When:Fr 29-10-2021 12:45 - 13:45
Where:Academy Building

Modulating the activity of CRISPR/Cas9 genome editing by small molecules

The use of the bacterial-derived CRISPR/Cas9 genome editing system offers enormous opportunities to treat human genetic diseases. However, the potency of CRISPR/Cas9 is limited by the low precise genome editing efficiency and continuous activity of Cas9. The development of cell permeable small molecules is promising approach for precise control of Cas9 activity and may greatly enhance the application of genome editing in academic, industrial, and clinical settings.
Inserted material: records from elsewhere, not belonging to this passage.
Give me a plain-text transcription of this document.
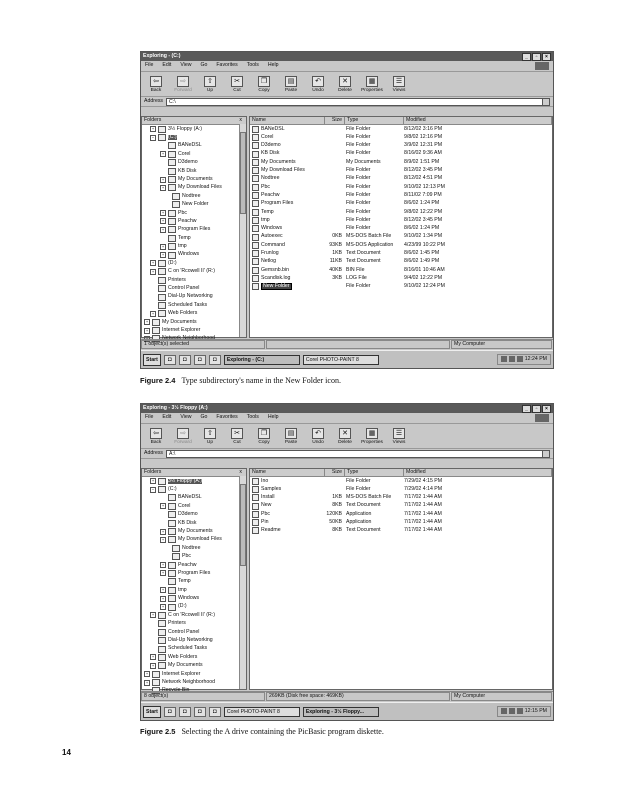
Exploring - (C:)	_	▫	×
File Edit View Go Favorites Tools Help
⇦
Back
⇨
Forward
⇧
Up
✂
Cut
❐
Copy
▤
Paste
↶
Undo
✕
Delete
▦
Properties
☰
Views
Address	C:\
Folders	x
+	3½ Floppy (A:)
−	(C:)
BANeDSL
+	Corel
D3demo
KB Disk
+	My Documents
+	My Download Files
Nodtree
New Folder
+	Pbc
+	Peachw
+	Program Files
Temp
+	tmp
+	Windows
+	(D:)
+	C on 'Rcowell II' (R:)
Printers
Control Panel
Dial-Up Networking
Scheduled Tasks
+	Web Folders
+	My Documents
+	Internet Explorer
+	Network Neighborhood
Name	Size Type	Modified
BANeDSL	File Folder	8/12/02 3:16 PM
Corel	File Folder	9/8/02 12:16 PM
D3demo	File Folder	3/9/02 12:31 PM
KB Disk	File Folder	8/16/02 9:36 AM
My Documents	My Documents	8/9/02 1:51 PM
My Download Files	File Folder	8/12/02 3:45 PM
Nodtree	File Folder	8/12/02 4:51 PM
Pbc	File Folder	9/10/02 12:13 PM
Peachw	File Folder	8/11/02 7:09 PM
Program Files	File Folder	8/6/02 1:24 PM
Temp	File Folder	9/8/02 12:22 PM
tmp	File Folder	8/12/02 3:45 PM
Windows	File Folder	8/6/02 1:24 PM
Autoexec	0KB MS-DOS Batch File	9/10/02 1:34 PM
Command	93KB MS-DOS Application	4/23/99 10:22 PM
Frunlog	1KB Text Document	8/6/02 1:45 PM
Netlog	11KB Text Document	8/6/02 1:49 PM
Gemsnb.bin	40KB BIN File	8/16/01 10:46 AM
Scandisk.log	3KB LOG File	9/4/02 12:22 PM
New Folder	File Folder	9/10/02 12:24 PM
1 object(s) selected	My Computer
Start	◘	◘	◘	◘	Exploring - (C:)	Corel PHOTO-PAINT 8	12:24 PM
Figure 2.4 Type subdirectory's name in the New Folder icon.
Exploring - 3½ Floppy (A:)	_	▫	×
File Edit View Go Favorites Tools Help
⇦
Back
⇨
Forward
⇧
Up
✂
Cut
❐
Copy
▤
Paste
↶
Undo
✕
Delete
▦
Properties
☰
Views
Address	A:\
Folders	x
+	3½ Floppy (A:)
−	(C:)
BANeDSL
+	Corel
D3demo
KB Disk
+	My Documents
+	My Download Files
Nodtree
Pbc
+	Peachw
+	Program Files
Temp
+	tmp
+	Windows
+	(D:)
+	C on 'Rcowell II' (R:)
Printers
Control Panel
Dial-Up Networking
Scheduled Tasks
+	Web Folders
+	My Documents
+	Internet Explorer
+	Network Neighborhood
Recycle Bin
Name	Size Type	Modified
Ino	File Folder	7/29/02 4:15 PM
Samples	File Folder	7/29/02 4:14 PM
Install	1KB MS-DOS Batch File	7/17/02 1:44 AM
New	8KB Text Document	7/17/02 1:44 AM
Pbc	120KB Application	7/17/02 1:44 AM
Pin	50KB Application	7/17/02 1:44 AM
Readme	8KB Text Document	7/17/02 1:44 AM
8 object(s)	269KB (Disk free space: 469KB)	My Computer
Start	◘	◘	◘	◘	Corel PHOTO-PAINT 8	Exploring - 3½ Floppy...	12:15 PM
Figure 2.5 Selecting the A drive containing the PicBasic program diskette.
14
In this thesis, we found that the efficiency of CRISPR/Cas9-mediated genome editing can be modulated by histone deacetylases (HDACs) inhibitors. In order to identify potential Cas9 inhibitors and enhancers we developed a living cell-based high-throughput screening platform. Using this assay, we identified two novel potent small molecule Cas9 inhibitors that switch off Cas9 activity as well as a new potent Cas9 enhancer. These molecules inhibited/enhanced the CRISPR/Cas9-mediated genome editing in biochemical, eukaryotic, and prokaryotic cell studies. Interestingly, the potent Cas9 enhancer was obtained by a minor variation from one of the Cas9 inhibitors. Next, we showed that the Cas9 inhibitors and enhancer can modify the Cas9 activity by binding at the RuvC active site of the Cas9 endonuclease. Our results provide a practical and possibly clinically applicable way to precisely modulate CRISPR/Cas9-mediated genome editing activity using small molecules. These findings also gain new insight into the interactions between small molecules and the Cas9 protein and may extend the application of genome editing techniques.